This paper discusses key issues related to the conduct of monetary policy in countries that have Islamic banks. It describes the macro-financial background and monetary policy frameworks where Islamic banks typically operate, and discusses the monetary transmission mechanism in economies where Islamic and conventional banking coexist. Most economies with Islamic banks also have conventional banks and this calls for a comprehensive approach to monetary policy. At the same time, a dual approach to monetary policy should be considered whenever the Islamic segment of the financial system is not as developed as the conventional one. The paper tries to shed light on potential spillovers between conventional and Islamic financial systems and proposes specific recommendations on the design of Islamic monetary policy operations and for facilitating monetary transmission through the Islamic financial system.

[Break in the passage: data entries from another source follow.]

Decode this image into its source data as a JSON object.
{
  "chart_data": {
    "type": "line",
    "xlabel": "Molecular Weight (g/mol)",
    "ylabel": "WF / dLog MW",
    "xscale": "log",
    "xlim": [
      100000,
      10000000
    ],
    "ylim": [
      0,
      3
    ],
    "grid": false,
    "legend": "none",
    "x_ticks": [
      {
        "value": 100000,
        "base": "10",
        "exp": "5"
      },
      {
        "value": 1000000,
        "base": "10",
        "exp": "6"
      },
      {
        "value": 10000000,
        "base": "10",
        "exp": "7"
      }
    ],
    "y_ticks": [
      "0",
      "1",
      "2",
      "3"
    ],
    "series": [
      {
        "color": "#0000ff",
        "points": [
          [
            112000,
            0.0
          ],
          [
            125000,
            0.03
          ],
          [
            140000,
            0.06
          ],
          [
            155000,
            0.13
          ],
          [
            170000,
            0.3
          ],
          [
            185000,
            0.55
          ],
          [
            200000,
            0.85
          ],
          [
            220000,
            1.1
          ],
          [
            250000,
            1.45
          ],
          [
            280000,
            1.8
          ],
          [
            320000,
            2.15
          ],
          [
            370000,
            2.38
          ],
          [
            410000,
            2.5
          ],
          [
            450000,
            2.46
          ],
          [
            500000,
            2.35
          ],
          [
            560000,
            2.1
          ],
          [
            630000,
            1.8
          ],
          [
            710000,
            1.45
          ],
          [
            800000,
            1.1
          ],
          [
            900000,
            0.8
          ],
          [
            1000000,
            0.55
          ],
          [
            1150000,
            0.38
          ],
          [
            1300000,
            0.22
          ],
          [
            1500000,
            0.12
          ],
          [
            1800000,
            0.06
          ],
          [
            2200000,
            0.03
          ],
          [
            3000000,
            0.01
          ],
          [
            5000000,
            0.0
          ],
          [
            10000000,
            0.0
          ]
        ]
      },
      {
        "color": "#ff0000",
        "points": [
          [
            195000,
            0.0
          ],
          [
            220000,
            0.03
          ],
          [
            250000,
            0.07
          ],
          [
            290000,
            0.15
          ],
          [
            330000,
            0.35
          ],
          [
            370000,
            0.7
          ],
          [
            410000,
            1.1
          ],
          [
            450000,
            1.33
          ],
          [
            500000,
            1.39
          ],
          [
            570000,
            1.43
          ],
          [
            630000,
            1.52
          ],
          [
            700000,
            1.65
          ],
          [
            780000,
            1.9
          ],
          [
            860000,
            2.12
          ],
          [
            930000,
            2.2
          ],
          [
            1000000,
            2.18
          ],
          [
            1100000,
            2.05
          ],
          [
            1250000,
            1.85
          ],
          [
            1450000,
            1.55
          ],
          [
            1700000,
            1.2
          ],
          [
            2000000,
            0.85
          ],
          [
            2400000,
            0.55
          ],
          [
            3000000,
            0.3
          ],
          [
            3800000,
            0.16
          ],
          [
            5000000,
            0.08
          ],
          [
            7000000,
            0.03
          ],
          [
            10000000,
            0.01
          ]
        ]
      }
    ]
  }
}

Despite a fast-growing Islamic banking industry, the implementation of monetary policy and the transmission mechanism of monetary policy in the presence of Islamic banks remain a challenge for the central banks (CBS). The challenges arise not only from the Islamic finance core principles but also from the macro-financial background and monetary policy frameworks of countries where Islamic banks operate. Since the early 1990s, the related literature has broadly followed two streams: the first one, theoretical, was derived from the work of Khan and Mira Khor (1990) and was based on the premise that Islamic finance is strongly anchored on the profit-and-risk sharing principle and mainly equity-based.
The second one, empirical, has focused on monetary transmission from the conventional segment to the Islamic segment of the financial system (Cevik and Charap, 2011). This paper builds on both streams and highlights the evolving nature of Islamic financial systems and the related complexity of the transmission and operation of monetary policy in dual financial systems (i.e. coexisting Islamic and conventional systems). Financial systems where Islamic banking is systemic are typically dual and not fully developed. Islamic banks tend to develop side-by-side with conventional banks and are influenced by “standard” monetary policy instruments and conditions. As Islamic finance grows in importance, development in that segment may start to influence, under competitive pressure, the conventional financial system and overall market conditions. Islamic banks are not isolated from the macro financial background in which they operate: exogenous shocks, macroeconomic management, and systemic liquidity conditions have implications for monetary policy implementation and its transmission through the Islamic banking system.